As I pondered this thought I asked Google to look up the beautiful “Dream Home” my grandparents built in California in 1940. The ocean view house cost them a whopping $8,000. It’s value today is listed at around $1.25 million. That wonderfully large gain hides the many years their homes’ price went down during difficult markets. Volatility is the very nature of investing.
I wondered, if my family still owned that home would it have constituted a good investment? Some quick math shows the annualized return on that $8,000 to be about 6.3%. Since historic inflation is typically about 3.5%, it could be said the home was a good investment because its price, relative to inflation, actually increased. If your investments don’t keep up with inflation, even though the dollars may get larger, the value is going down. Imagine if my grandparents instead had invested that $8,000 in something earning only 3%? Their “investment” today would have grown to about $90,000. That’s a large “dollar” gain, but they would struggle to buy a house with it.
I share this story because during times of stock market volatility the so-called “safe money” salespeople come out of the woodwork. Offering their “no-risk” investments they play on the fears created by the daily news cycle. They put out claims about their financial skills such as “None of our clients have ever lost a penny in the stock market,” of course without pointing out that none of their clients have made a penny in the stock market either. Ironically, when my grandparents sold their dream home it was during a severe downturn in the real estate market. Yet they still made a handsome profit with which they were able to buy their next dream home.
We need to lose the concept of thinking an investment is good just because it doesn’t lose you any “dollars.” Even increasing in dollars isn’t adequate.
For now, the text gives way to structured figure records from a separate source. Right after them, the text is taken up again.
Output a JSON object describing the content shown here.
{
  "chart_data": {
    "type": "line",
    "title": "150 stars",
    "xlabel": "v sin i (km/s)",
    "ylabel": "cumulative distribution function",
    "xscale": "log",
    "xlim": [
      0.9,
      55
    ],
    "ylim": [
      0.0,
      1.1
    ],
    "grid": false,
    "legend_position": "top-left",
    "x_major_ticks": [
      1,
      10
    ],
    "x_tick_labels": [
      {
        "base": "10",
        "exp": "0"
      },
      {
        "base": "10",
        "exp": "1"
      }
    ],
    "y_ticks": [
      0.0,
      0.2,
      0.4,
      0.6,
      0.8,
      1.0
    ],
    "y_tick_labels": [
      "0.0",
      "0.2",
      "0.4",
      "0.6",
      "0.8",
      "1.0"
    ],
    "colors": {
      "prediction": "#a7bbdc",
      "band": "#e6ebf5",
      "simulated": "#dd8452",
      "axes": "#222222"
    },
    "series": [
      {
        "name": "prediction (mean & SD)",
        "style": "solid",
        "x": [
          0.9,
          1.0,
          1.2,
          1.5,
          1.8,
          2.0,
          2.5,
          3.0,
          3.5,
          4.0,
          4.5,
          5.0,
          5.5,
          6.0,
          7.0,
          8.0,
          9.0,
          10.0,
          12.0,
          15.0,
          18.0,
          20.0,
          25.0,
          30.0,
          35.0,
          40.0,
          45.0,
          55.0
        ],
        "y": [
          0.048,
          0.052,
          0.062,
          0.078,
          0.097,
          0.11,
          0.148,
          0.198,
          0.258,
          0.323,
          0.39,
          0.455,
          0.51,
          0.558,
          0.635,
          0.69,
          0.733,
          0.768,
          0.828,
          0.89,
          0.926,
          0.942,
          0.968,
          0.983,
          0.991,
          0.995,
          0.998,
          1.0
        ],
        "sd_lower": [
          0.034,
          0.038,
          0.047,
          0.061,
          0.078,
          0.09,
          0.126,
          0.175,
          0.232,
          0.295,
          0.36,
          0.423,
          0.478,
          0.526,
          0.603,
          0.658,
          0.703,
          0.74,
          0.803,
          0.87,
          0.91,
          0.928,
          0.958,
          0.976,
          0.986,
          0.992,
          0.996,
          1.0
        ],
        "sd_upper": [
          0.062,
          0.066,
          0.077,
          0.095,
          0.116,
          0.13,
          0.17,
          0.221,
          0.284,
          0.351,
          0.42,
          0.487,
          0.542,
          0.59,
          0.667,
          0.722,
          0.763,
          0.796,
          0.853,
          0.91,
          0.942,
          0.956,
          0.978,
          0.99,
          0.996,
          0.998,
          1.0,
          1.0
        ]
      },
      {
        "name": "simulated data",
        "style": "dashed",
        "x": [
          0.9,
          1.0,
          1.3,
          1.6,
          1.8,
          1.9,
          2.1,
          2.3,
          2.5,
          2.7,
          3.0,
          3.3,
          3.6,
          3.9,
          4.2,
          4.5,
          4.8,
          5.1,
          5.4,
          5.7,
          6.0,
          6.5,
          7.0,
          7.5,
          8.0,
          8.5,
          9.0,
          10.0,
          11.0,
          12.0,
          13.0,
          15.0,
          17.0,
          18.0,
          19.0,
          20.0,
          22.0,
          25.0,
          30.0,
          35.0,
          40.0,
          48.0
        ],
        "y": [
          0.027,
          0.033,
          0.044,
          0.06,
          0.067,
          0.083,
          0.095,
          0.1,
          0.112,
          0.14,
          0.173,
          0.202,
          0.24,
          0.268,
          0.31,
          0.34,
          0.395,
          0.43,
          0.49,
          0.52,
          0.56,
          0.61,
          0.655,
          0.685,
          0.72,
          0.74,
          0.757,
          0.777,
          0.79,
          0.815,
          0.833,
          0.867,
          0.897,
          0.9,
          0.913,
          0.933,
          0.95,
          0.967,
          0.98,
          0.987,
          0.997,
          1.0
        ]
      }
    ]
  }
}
Investing is about maintaining and increasing “purchasing power,” otherwise you are going backwards. In order for me to have the same home my grandparents had, their $8,000 has to become my $1.25 million. Otherwise, I may have increased “dollars” but lost “value.” Keeping ahead of inflation in your long-term investments requires taking some risk and dealing with some volatility. There really is no other way. Those who preach “risk-free” investments are at best kidding themselves and at worst, being unfair to the people who trust them. Nothing in life is risk free.